Однако чуть только я взялась за перо, оказалось, что это «попросту» вовсе не просто.
Анна Ахматова говорила: «Не следует писать воспоминания о человеке, которого знал мало, не близко, всего лишь издали». Наверное, она права. Но человек, которого знал отнюдь не издали, тоже с трудом поддается изображению. По противоположной причине. Слишком близко — дотронуться можешь, изобразить — нет. Весь он на тебя наступает, тебя обступает, теснит. В особенности трудно, если пишешь через десятилетия. И вовсе не потому, что время стерло в твоей памяти его черты. Нисколько. Мертвые отличаются от живых тем, что никогда не умирают. Они всегда с нами. Минуют годы — они всё глубже и глубже втесняются в душу.

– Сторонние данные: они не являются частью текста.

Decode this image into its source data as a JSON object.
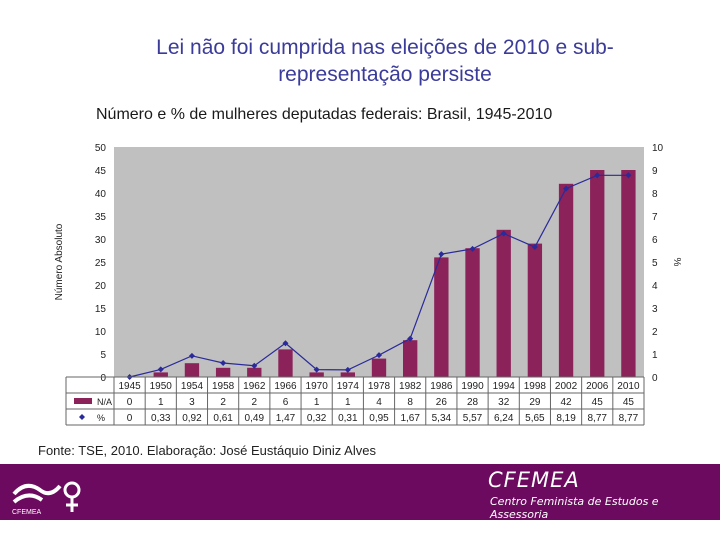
{
  "title": "Lei não foi cumprida nas eleições de 2010 e sub-representação persiste",
  "footer": {
    "source": "Fonte: TSE, 2010. Elaboração: José Eustáquio Diniz Alves",
    "org_name": "CFEMEA",
    "org_full": "Centro Feminista de Estudos e Assessoria",
    "logo_caption": "CFEMEA",
    "bg_color": "#6b0a5e"
  },
  "chart_data": {
    "type": "bar",
    "title": "Número e % de mulheres deputadas federais: Brasil, 1945-2010",
    "xlabel": "",
    "ylabel": "Número Absoluto",
    "ylabel_right": "%",
    "ylim": [
      0,
      50
    ],
    "ylim_right": [
      0,
      10
    ],
    "yticks": [
      0,
      5,
      10,
      15,
      20,
      25,
      30,
      35,
      40,
      45,
      50
    ],
    "yticks_right": [
      0,
      1,
      2,
      3,
      4,
      5,
      6,
      7,
      8,
      9,
      10
    ],
    "categories": [
      "1945",
      "1950",
      "1954",
      "1958",
      "1962",
      "1966",
      "1970",
      "1974",
      "1978",
      "1982",
      "1986",
      "1990",
      "1994",
      "1998",
      "2002",
      "2006",
      "2010"
    ],
    "series": [
      {
        "name": "N/A",
        "kind": "bar",
        "axis": "left",
        "color": "#8b2259",
        "values": [
          0,
          1,
          3,
          2,
          2,
          6,
          1,
          1,
          4,
          8,
          26,
          28,
          32,
          29,
          42,
          45,
          45
        ],
        "labels": [
          "0",
          "1",
          "3",
          "2",
          "2",
          "6",
          "1",
          "1",
          "4",
          "8",
          "26",
          "28",
          "32",
          "29",
          "42",
          "45",
          "45"
        ]
      },
      {
        "name": "%",
        "kind": "line",
        "axis": "right",
        "color": "#2a2a9a",
        "values": [
          0,
          0.33,
          0.92,
          0.61,
          0.49,
          1.47,
          0.32,
          0.31,
          0.95,
          1.67,
          5.34,
          5.57,
          6.24,
          5.65,
          8.19,
          8.77,
          8.77
        ],
        "labels": [
          "0",
          "0,33",
          "0,92",
          "0,61",
          "0,49",
          "1,47",
          "0,32",
          "0,31",
          "0,95",
          "1,67",
          "5,34",
          "5,57",
          "6,24",
          "5,65",
          "8,19",
          "8,77",
          "8,77"
        ]
      }
    ],
    "plot_bg": "#c0c0c0",
    "grid": false,
    "legend": "table-below"
  }
}
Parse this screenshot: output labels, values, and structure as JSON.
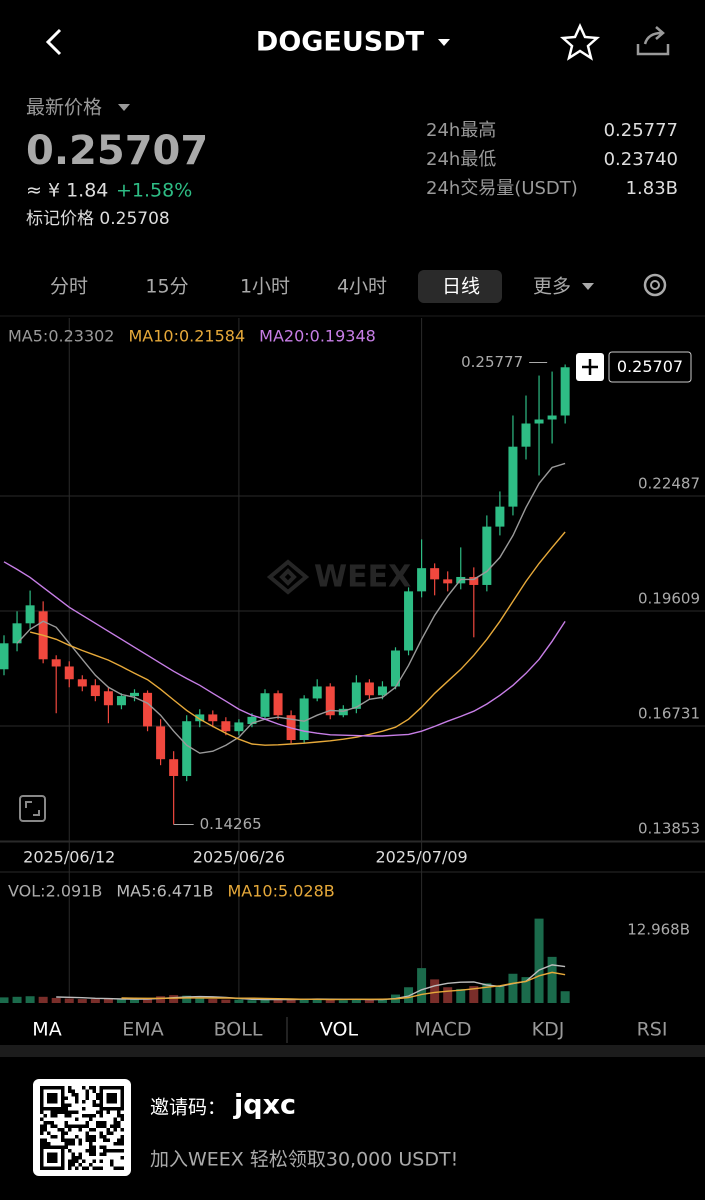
{
  "header": {
    "title": "DOGEUSDT"
  },
  "price": {
    "label": "最新价格",
    "last": "0.25707",
    "cny": "≈ ¥ 1.84",
    "change": "+1.58%",
    "mark": "标记价格 0.25708"
  },
  "stats": [
    {
      "label": "24h最高",
      "value": "0.25777"
    },
    {
      "label": "24h最低",
      "value": "0.23740"
    },
    {
      "label": "24h交易量(USDT)",
      "value": "1.83B"
    }
  ],
  "tabs": [
    "分时",
    "15分",
    "1小时",
    "4小时",
    "日线",
    "更多"
  ],
  "watermark": "WEEX",
  "chart_data": [
    {
      "type": "candlestick",
      "categories": [
        null,
        null,
        null,
        null,
        null,
        "2025/06/12",
        null,
        null,
        null,
        null,
        null,
        null,
        null,
        null,
        null,
        null,
        null,
        null,
        "2025/06/26",
        null,
        null,
        null,
        null,
        null,
        null,
        null,
        null,
        null,
        null,
        null,
        null,
        null,
        "2025/07/09",
        null,
        null,
        null,
        null,
        null,
        null,
        null,
        null,
        null,
        null,
        null
      ],
      "open": [
        0.1815,
        0.188,
        0.193,
        0.196,
        0.184,
        0.1822,
        0.179,
        0.1775,
        0.176,
        0.1725,
        0.1748,
        0.1756,
        0.1672,
        0.159,
        0.1548,
        0.1685,
        0.1702,
        0.1685,
        0.166,
        0.1678,
        0.1696,
        0.1755,
        0.17,
        0.1638,
        0.1742,
        0.1772,
        0.17,
        0.1716,
        0.1782,
        0.175,
        0.1772,
        0.1862,
        0.201,
        0.2068,
        0.204,
        0.203,
        0.2046,
        0.2026,
        0.2172,
        0.2222,
        0.2372,
        0.243,
        0.244,
        0.245
      ],
      "high": [
        0.19,
        0.196,
        0.2012,
        0.1985,
        0.185,
        0.1835,
        0.18,
        0.179,
        0.177,
        0.1755,
        0.1765,
        0.1762,
        0.169,
        0.161,
        0.17,
        0.1715,
        0.1712,
        0.1695,
        0.169,
        0.1705,
        0.1765,
        0.1762,
        0.1712,
        0.175,
        0.179,
        0.178,
        0.1725,
        0.18,
        0.179,
        0.1785,
        0.187,
        0.202,
        0.214,
        0.208,
        0.206,
        0.212,
        0.207,
        0.22,
        0.226,
        0.245,
        0.25,
        0.255,
        0.256,
        0.25777
      ],
      "low": [
        0.18,
        0.186,
        0.1915,
        0.183,
        0.1705,
        0.177,
        0.176,
        0.1735,
        0.168,
        0.1715,
        0.1735,
        0.166,
        0.1575,
        0.14265,
        0.1535,
        0.167,
        0.167,
        0.165,
        0.165,
        0.167,
        0.169,
        0.169,
        0.163,
        0.163,
        0.1735,
        0.169,
        0.1695,
        0.1705,
        0.174,
        0.174,
        0.1765,
        0.185,
        0.1995,
        0.2,
        0.201,
        0.2015,
        0.1895,
        0.201,
        0.215,
        0.22,
        0.234,
        0.23,
        0.238,
        0.243
      ],
      "close": [
        0.188,
        0.193,
        0.1975,
        0.184,
        0.1822,
        0.179,
        0.1772,
        0.1748,
        0.1725,
        0.1748,
        0.1756,
        0.1672,
        0.159,
        0.1548,
        0.1685,
        0.1702,
        0.1685,
        0.166,
        0.1682,
        0.1696,
        0.1755,
        0.17,
        0.1638,
        0.1742,
        0.1772,
        0.17,
        0.1716,
        0.1782,
        0.175,
        0.1772,
        0.1862,
        0.201,
        0.2068,
        0.204,
        0.203,
        0.2046,
        0.2026,
        0.2172,
        0.2222,
        0.2372,
        0.243,
        0.244,
        0.245,
        0.25707
      ],
      "up_color": "#2ebd85",
      "down_color": "#f0483e",
      "series": [
        {
          "label": "MA5:0.23302",
          "color": "#9a9a9a",
          "values": [
            null,
            0.188,
            0.1915,
            0.1935,
            0.192,
            0.188,
            0.184,
            0.18,
            0.177,
            0.1752,
            0.1745,
            0.173,
            0.17,
            0.166,
            0.1625,
            0.1605,
            0.161,
            0.1625,
            0.1645,
            0.168,
            0.169,
            0.1695,
            0.169,
            0.1685,
            0.17,
            0.1712,
            0.171,
            0.172,
            0.174,
            0.1745,
            0.177,
            0.1825,
            0.189,
            0.195,
            0.1998,
            0.204,
            0.204,
            0.206,
            0.2095,
            0.215,
            0.222,
            0.228,
            0.232,
            0.23302
          ]
        },
        {
          "label": "MA10:0.21584",
          "color": "#e6a93a",
          "values": [
            null,
            null,
            0.1908,
            0.19,
            0.189,
            0.1875,
            0.1862,
            0.185,
            0.1838,
            0.1822,
            0.1805,
            0.1789,
            0.1765,
            0.1738,
            0.1712,
            0.169,
            0.1672,
            0.1655,
            0.164,
            0.1628,
            0.1625,
            0.1626,
            0.1628,
            0.163,
            0.1633,
            0.1636,
            0.164,
            0.1645,
            0.1652,
            0.166,
            0.167,
            0.169,
            0.172,
            0.1755,
            0.1785,
            0.1815,
            0.185,
            0.189,
            0.1935,
            0.1985,
            0.2035,
            0.208,
            0.212,
            0.21584
          ]
        },
        {
          "label": "MA20:0.19348",
          "color": "#c77ee6",
          "values": [
            0.2084,
            0.2065,
            0.2045,
            0.202,
            0.1995,
            0.197,
            0.195,
            0.193,
            0.191,
            0.189,
            0.187,
            0.185,
            0.183,
            0.181,
            0.1792,
            0.1775,
            0.1755,
            0.1735,
            0.1715,
            0.17,
            0.169,
            0.1678,
            0.1668,
            0.166,
            0.1655,
            0.1651,
            0.165,
            0.1649,
            0.1648,
            0.1648,
            0.165,
            0.1652,
            0.166,
            0.1672,
            0.1685,
            0.1697,
            0.171,
            0.1728,
            0.175,
            0.1775,
            0.1805,
            0.184,
            0.1885,
            0.19348
          ]
        }
      ],
      "ylim": [
        0.13853,
        0.2694
      ],
      "yticks": [
        0.13853,
        0.16731,
        0.19609,
        0.22487
      ],
      "grid": true,
      "annotations": {
        "high": "0.25777",
        "low": "0.14265",
        "last": "0.25707"
      }
    },
    {
      "type": "bar",
      "values": [
        1.0,
        1.1,
        1.2,
        1.1,
        0.9,
        0.8,
        0.7,
        0.7,
        0.8,
        0.6,
        0.6,
        0.9,
        1.2,
        1.4,
        1.3,
        0.9,
        0.7,
        0.6,
        0.6,
        0.5,
        0.7,
        0.6,
        0.7,
        0.8,
        0.7,
        0.6,
        0.5,
        0.7,
        0.6,
        0.6,
        1.5,
        2.8,
        6.2,
        4.2,
        2.8,
        2.5,
        3.0,
        3.5,
        3.0,
        5.2,
        4.6,
        15.0,
        8.2,
        2.091
      ],
      "value_label": "VOL:2.091B",
      "up_color": "#1b6b4c",
      "down_color": "#7a2e2a",
      "series": [
        {
          "label": "MA5:6.471B",
          "color": "#bdbdbd",
          "values": [
            null,
            null,
            null,
            null,
            1.06,
            1.02,
            0.94,
            0.84,
            0.78,
            0.72,
            0.68,
            0.72,
            0.82,
            0.94,
            1.08,
            1.14,
            1.1,
            0.98,
            0.82,
            0.66,
            0.62,
            0.6,
            0.62,
            0.66,
            0.7,
            0.68,
            0.66,
            0.66,
            0.62,
            0.6,
            0.78,
            1.24,
            2.34,
            3.06,
            3.5,
            3.7,
            3.74,
            3.2,
            2.96,
            3.44,
            3.86,
            5.84,
            6.78,
            6.471
          ]
        },
        {
          "label": "MA10:5.028B",
          "color": "#e6a93a",
          "values": [
            null,
            null,
            null,
            null,
            null,
            null,
            null,
            null,
            null,
            0.89,
            0.85,
            0.83,
            0.83,
            0.86,
            0.9,
            0.91,
            0.89,
            0.88,
            0.86,
            0.85,
            0.82,
            0.77,
            0.72,
            0.66,
            0.65,
            0.62,
            0.64,
            0.65,
            0.66,
            0.67,
            0.75,
            0.97,
            1.53,
            1.88,
            2.09,
            2.28,
            2.53,
            2.81,
            3.05,
            3.51,
            3.82,
            4.83,
            5.44,
            5.028
          ]
        }
      ],
      "ylim": [
        0,
        19.2
      ],
      "yticks": [
        {
          "value": 12.968,
          "label": "12.968B"
        }
      ]
    }
  ],
  "indicator_tabs": [
    "MA",
    "EMA",
    "BOLL",
    "VOL",
    "MACD",
    "KDJ",
    "RSI"
  ],
  "footer": {
    "invite_label": "邀请码：",
    "code": "jqxc",
    "promo": "加入WEEX 轻松领取30,000 USDT!"
  }
}
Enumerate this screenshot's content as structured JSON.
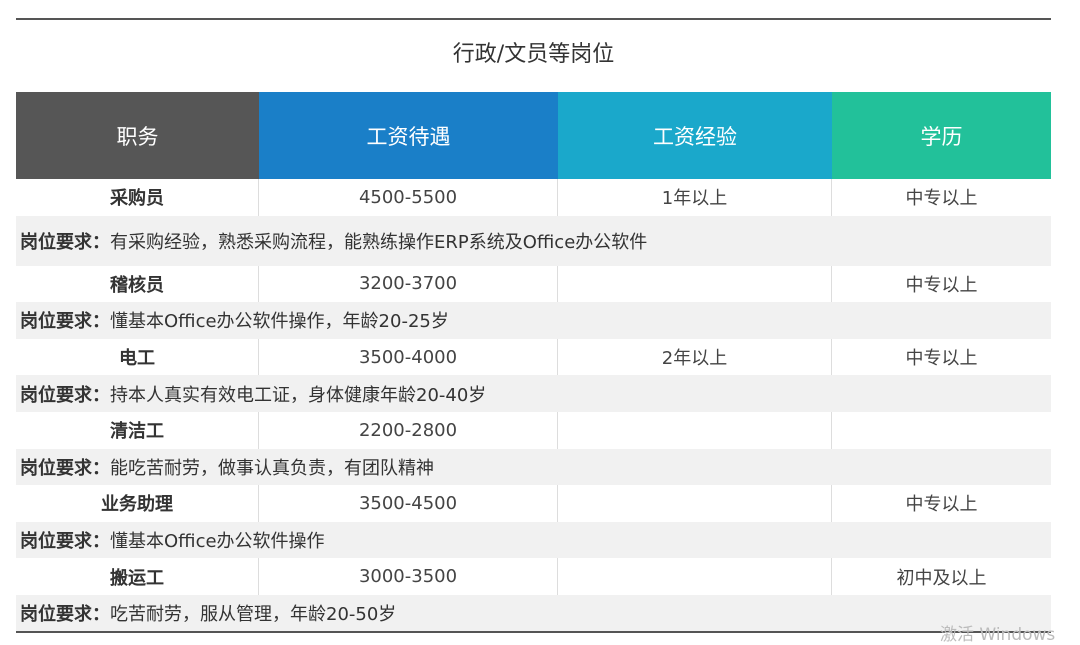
{
  "title": "行政/文员等岗位",
  "headers": [
    {
      "label": "职务",
      "color": "#565656"
    },
    {
      "label": "工资待遇",
      "color": "#1a7fc8"
    },
    {
      "label": "工资经验",
      "color": "#1aa8cb"
    },
    {
      "label": "学历",
      "color": "#22c19a"
    }
  ],
  "requirement_label": "岗位要求：",
  "jobs": [
    {
      "name": "采购员",
      "salary": "4500-5500",
      "experience": "1年以上",
      "education": "中专以上",
      "requirement": "有采购经验，熟悉采购流程，能熟练操作ERP系统及Office办公软件"
    },
    {
      "name": "稽核员",
      "salary": "3200-3700",
      "experience": "",
      "education": "中专以上",
      "requirement": "懂基本Office办公软件操作，年龄20-25岁"
    },
    {
      "name": "电工",
      "salary": "3500-4000",
      "experience": "2年以上",
      "education": "中专以上",
      "requirement": "持本人真实有效电工证，身体健康年龄20-40岁"
    },
    {
      "name": "清洁工",
      "salary": "2200-2800",
      "experience": "",
      "education": "",
      "requirement": "能吃苦耐劳，做事认真负责，有团队精神"
    },
    {
      "name": "业务助理",
      "salary": "3500-4500",
      "experience": "",
      "education": "中专以上",
      "requirement": "懂基本Office办公软件操作"
    },
    {
      "name": "搬运工",
      "salary": "3000-3500",
      "experience": "",
      "education": "初中及以上",
      "requirement": "吃苦耐劳，服从管理，年龄20-50岁"
    }
  ],
  "watermark": "激活 Windows"
}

Оглядываясь, убеждаешься, что тот, кого ты утратил, неуловим для изображения потому, что от тебя неотделим. Сросся с тобой. Вы нерасторжимы. За эти годы он так прочно врос в твое воспоминание, что ты уже не различаешь, где ты и где он. Это тем более поражает, что в жизни вы были отнюдь не сходны. Однако годы разлуки, когда в тебе неустанно работала память, завершили свой труд. Пытаясь вспомнить его, неизбежно вспоминаешь себя. Всматриваясь в даль, напрягая взгляд, чтобы разглядеть его, вспомнить, запечатлеть — натыкаешься на собственную жизнь. Я хочу написать о Мите, а пишу о себе. Хочу писать о нем — пишу о других. Читатель, ожидающий последовательных воспоминаний под заглавием «Матвей Петрович Бронштейн», будет разочарован. Назвать его именем то, что я сейчас пишу, я не вправе. Я помню себя с ним, его со мною, помню свою память о нем, а не Бронштейна самого по себе.
Я не в силах угадать, как должно называться мое сочинение. Тот, о ком я веду речь, с годами растворяется в моей памяти — значит, хочу не хочу, сделался до известной степени мною, и, желая говорить о Бронштейне, я с неизбежностью обречена говорить о себе. Время? Оно тоже течет сквозь меня, время — это, в сущности, течение моей жизни, это опять «я и другие».